Every organization using these new tools has a responsibility to identify the risks and adopt strategies and approaches to mitigate them, but this work need not deter public health organizations from getting started with gen AI uses cases that support their missions.

Consider policy, health equity, and security implications specific to gen AI in public health

Early adopters can look to major stakeholders in the global public health ecosystem for guidance on the responsible use of AI—gen AI in particular. WHO lays out six core principles aimed at protecting autonomy and safety, providing transparency and accountability, and ensuring inclusiveness and equity, among other goals. Artificial intelligence in global health, a report from the Rockefeller Foundation and USAID, similarly emphasizes the importance of privacy, security, and transparency.

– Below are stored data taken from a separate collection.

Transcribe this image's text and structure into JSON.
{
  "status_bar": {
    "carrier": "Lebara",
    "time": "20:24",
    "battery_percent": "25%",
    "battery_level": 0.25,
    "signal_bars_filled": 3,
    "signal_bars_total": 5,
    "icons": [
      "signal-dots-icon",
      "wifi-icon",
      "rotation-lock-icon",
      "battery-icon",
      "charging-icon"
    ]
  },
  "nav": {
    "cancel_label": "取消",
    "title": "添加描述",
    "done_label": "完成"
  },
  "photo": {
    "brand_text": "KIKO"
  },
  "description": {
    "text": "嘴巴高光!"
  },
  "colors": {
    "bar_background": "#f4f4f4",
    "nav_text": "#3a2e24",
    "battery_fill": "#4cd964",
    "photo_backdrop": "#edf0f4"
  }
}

In addition, WHO’s recently published paper Regulatory considerations on artificial intelligence for health details several precautions public health organizations can take and outlines actions countries can consider in regulating the use of AI in health. These include externally validating data, documenting the intended use of applications, complying with previously issued guidance, conducting a premarket assurance test of the model’s safety and performance, and doing real-world performance monitoring. This is a quickly evolving, innovative field. Public health organizations can take steps to continually monitor evolving guidance on management of risks from WHO and regional regulations such as the EU AI Act and HHS rules about transparency.

Stakeholders could take steps to address the particular challenges of gen AI adoption—including cultural barriers and infrastructure challenges such as limited broadband and internet access—to help ensure effective and equitable adoption. For example, a recent Nature article proposes grounding a gen AI research agenda in the African context with locally tailored, evidence-based policies.

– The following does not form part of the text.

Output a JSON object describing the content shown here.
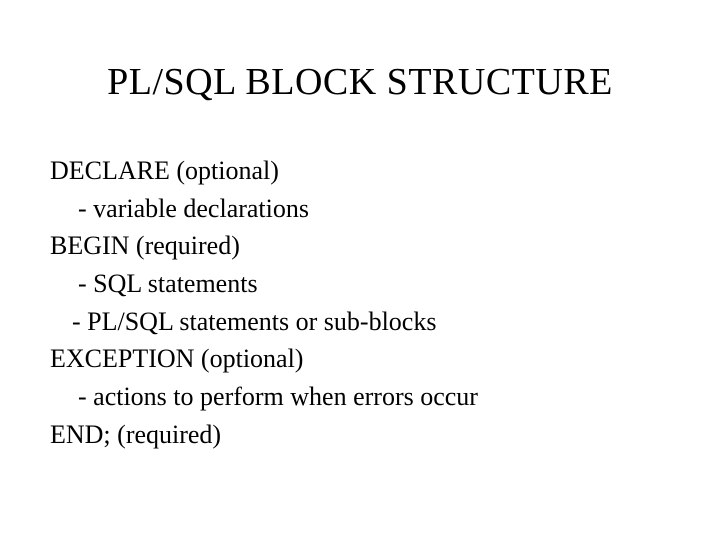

When defining and training gen AI models, public health organizations could ensure the proper inclusion of underrepresented populations—such as older populations, tribes, or specific vulnerable populations they serve. They could also take into account the specific risks, cultural sensitivities, and local healthcare infrastructure and policies that might affect the health outcomes in any particular use case.

Invest in partnerships

Public health agencies do not have to work on their own to reap the benefits of gen AI. Partners from industry and academia could help design, test, and scale initial gen AI use cases. For example, the UK government announced partnerships with industry partners DeepMind, OpenAI, and Anthropic to support the safe adoption of AI. In the United States, several federal public health–related agencies, such as the National Institutes of Health, participate in coalitions that aim to define guidelines for and health equity implications of health organizations adopting AI.


Gen AI is ushering in an era of boundless possibilities for public health. From optimizing care delivery and better preparing for future threats to accelerating the development of therapeutics for high-burden diseases, gen AI could be a transformative force, enhancing our ability to tackle challenges in global, national, state, and local public health systems. Ultimately, it could lead to improved health outcomes for communities.